During the last two days, I spent a great deal of time corresponding with my friend Alberto Cairo after he informed me that he was hosting a public lecture by David McCandless at the University of Miami. Alberto and I are both critical of McCandless’ infographics. I am more passionate in my criticism, however, perhaps because I frequently and directly encounter the ill effects of McCandless’ influence. More than anyone else working in data visualization today, McCandless has influenced people to design data visualizations in ways that are eye-catching but difficult to read and often inaccurate.

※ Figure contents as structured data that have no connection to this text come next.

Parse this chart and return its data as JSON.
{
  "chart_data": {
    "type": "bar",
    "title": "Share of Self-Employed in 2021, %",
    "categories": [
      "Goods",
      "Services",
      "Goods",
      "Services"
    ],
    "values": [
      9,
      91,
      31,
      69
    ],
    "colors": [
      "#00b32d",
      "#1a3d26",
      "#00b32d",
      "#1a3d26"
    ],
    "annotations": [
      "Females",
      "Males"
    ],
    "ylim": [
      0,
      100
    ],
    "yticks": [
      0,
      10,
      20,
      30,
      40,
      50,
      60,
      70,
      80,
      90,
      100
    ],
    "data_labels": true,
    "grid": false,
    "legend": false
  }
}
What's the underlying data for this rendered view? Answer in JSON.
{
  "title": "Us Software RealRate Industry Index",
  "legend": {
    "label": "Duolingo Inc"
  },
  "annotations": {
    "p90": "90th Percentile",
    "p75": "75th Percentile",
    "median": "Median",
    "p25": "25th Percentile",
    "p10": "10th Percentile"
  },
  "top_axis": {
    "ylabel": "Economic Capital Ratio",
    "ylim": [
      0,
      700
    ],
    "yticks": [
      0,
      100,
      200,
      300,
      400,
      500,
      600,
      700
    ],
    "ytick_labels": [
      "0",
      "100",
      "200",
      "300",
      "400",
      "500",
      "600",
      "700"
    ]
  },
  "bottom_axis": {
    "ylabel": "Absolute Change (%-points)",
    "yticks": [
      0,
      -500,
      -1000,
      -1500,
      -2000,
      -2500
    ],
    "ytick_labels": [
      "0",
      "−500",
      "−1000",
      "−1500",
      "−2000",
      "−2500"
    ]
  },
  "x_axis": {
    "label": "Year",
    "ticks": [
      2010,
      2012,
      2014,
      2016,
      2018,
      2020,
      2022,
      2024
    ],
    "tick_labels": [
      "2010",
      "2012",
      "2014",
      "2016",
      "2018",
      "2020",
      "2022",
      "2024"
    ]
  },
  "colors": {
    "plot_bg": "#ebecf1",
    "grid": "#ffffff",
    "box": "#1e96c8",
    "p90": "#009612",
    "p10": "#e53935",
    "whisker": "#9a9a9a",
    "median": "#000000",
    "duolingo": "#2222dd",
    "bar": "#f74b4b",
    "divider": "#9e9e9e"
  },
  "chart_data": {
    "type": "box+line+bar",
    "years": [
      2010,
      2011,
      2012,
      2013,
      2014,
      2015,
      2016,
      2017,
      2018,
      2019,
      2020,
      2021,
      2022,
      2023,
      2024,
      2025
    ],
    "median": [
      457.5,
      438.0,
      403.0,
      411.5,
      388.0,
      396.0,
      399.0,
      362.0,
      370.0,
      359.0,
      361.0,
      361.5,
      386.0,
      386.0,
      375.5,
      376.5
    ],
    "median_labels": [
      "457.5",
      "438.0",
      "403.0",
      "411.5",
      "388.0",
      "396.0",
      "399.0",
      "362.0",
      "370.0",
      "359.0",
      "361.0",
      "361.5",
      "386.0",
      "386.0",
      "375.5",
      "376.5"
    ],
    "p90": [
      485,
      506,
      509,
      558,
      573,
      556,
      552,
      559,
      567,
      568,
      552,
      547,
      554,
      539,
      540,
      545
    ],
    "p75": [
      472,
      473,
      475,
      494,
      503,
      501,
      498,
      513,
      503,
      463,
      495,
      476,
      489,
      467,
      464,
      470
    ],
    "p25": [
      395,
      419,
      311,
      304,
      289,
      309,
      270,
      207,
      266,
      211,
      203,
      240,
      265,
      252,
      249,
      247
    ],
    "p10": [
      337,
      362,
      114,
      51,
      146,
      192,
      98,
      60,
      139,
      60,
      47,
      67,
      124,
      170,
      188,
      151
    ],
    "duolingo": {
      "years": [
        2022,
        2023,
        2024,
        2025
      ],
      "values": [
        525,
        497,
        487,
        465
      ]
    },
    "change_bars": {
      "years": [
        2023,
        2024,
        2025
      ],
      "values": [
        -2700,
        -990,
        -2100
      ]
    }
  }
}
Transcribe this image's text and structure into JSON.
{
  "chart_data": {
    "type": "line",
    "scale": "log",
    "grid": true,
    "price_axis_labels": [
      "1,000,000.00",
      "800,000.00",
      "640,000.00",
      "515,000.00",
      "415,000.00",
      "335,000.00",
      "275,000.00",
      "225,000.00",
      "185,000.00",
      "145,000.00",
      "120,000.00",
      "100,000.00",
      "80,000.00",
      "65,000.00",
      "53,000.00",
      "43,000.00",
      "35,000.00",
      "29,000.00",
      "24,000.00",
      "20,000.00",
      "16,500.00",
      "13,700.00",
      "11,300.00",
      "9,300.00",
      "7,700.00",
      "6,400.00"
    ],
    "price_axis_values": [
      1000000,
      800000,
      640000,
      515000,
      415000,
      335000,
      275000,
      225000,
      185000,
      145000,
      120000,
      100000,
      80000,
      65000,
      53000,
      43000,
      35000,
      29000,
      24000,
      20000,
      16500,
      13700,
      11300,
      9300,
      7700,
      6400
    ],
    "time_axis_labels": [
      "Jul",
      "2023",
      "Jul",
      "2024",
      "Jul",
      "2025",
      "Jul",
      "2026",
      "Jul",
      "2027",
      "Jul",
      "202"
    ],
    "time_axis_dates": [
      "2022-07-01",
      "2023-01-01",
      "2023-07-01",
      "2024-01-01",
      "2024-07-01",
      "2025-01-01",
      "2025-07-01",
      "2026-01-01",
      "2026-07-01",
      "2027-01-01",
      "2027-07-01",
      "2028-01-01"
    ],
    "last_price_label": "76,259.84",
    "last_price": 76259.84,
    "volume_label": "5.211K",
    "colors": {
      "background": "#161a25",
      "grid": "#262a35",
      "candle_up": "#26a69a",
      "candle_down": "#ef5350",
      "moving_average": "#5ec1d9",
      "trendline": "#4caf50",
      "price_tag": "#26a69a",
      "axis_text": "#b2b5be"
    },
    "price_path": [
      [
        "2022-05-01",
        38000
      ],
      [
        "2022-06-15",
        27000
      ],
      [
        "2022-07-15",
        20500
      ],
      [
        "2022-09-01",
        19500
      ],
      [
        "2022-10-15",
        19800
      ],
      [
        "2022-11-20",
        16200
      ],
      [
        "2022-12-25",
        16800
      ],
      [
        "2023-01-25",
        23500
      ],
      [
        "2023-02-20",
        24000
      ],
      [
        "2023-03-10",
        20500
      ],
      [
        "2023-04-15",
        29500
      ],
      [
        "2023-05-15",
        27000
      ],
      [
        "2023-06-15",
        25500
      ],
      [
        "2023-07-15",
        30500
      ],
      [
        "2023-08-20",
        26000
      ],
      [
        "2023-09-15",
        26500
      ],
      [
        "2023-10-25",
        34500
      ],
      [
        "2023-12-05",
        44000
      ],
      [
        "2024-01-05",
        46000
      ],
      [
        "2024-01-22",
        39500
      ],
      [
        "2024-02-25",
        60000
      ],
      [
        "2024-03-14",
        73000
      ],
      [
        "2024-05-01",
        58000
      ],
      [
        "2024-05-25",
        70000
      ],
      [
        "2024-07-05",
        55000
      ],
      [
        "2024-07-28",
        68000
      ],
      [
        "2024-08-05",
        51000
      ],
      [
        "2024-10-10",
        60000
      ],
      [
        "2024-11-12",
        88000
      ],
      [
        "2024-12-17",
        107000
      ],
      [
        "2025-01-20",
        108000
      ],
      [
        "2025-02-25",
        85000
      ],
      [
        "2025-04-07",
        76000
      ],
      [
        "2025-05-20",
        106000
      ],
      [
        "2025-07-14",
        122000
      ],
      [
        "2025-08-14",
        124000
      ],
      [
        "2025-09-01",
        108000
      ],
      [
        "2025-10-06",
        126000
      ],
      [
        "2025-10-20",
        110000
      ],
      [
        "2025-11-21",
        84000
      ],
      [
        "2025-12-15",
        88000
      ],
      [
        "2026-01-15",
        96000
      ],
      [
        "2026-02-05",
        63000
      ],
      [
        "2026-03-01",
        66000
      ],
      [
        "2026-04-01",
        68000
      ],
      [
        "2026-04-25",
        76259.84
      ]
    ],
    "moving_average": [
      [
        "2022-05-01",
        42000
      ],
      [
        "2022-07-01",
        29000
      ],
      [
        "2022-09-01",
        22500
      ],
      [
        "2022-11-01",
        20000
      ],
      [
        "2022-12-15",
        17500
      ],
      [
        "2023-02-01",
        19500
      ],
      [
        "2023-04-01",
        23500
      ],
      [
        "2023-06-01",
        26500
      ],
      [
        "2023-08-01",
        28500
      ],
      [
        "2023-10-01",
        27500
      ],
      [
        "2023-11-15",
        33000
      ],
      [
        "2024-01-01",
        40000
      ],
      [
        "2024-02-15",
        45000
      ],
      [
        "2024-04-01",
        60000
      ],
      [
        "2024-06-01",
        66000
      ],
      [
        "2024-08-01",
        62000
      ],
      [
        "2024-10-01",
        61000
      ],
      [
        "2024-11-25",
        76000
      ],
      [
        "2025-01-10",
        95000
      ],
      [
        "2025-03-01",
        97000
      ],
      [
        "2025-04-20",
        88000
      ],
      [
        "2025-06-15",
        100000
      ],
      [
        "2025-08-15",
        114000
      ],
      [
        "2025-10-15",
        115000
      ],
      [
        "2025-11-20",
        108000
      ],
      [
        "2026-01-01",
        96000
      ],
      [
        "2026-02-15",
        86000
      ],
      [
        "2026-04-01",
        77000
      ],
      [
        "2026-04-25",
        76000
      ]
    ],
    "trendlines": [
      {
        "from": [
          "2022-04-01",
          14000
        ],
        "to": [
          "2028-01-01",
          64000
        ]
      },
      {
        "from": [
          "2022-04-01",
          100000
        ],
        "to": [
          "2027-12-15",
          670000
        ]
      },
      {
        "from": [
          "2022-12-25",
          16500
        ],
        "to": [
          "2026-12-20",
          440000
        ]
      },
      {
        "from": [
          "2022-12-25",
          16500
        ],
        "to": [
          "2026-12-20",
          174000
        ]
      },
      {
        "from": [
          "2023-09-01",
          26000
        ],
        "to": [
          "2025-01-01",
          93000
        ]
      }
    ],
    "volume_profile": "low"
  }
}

Also more than anyone else, when my readers and students talk about the challenges that they face in the workplace because their bosses and clients expect eye-candy rather than useful information effectively displayed, they identify McCandless as the source of this problem.
You can imagine my dismay when Alberto told me about the lecture. I argued that he shouldn’t provide McCandless with a forum for promoting his work unless he also provided a critique of that work during the event. Alberto’s position was that, as an academic and a journalist, he should provide a platform for anyone whose work in the field of data visualization is known, regardless of quality or the harm that it does. Further, he argued that his students and those who have read his books already know that he finds much of McCandless’ work lacking. My response to this was, “What about those who attend the event but are not your students or readers?” After the discussion, I found myself wanting to ask one more question: “What do I say to someone who tells me that his boss attended the lecture, and this exposure to McCandless’ work set his efforts to promote effective practices back by several years?” Even worse, what if he also says, “Steve, I encouraged my boss to attend the lecture because it was hosted by Alberto Cairo, whose work you’ve praised.”
To no avail, I pleaded with Alberto to provide a counterpoint to the presentation to make it clear to attendees that McCandless often promotes practices that are ineffective. I argued that without providing this counterpoint, he was abdicating his responsibility as a teacher and a journalist. He saw it differently. He replied that his indirect approach to combating ineffective practices is perhaps more effective than my direct approach.
Is Alberto right? Was it appropriate for him to host a public lecture by McCandless without offering a counterpoint? Should I become less direct in my criticism of harmful practices? Will they cease to plague our work faster if I do? What does your experience tell you?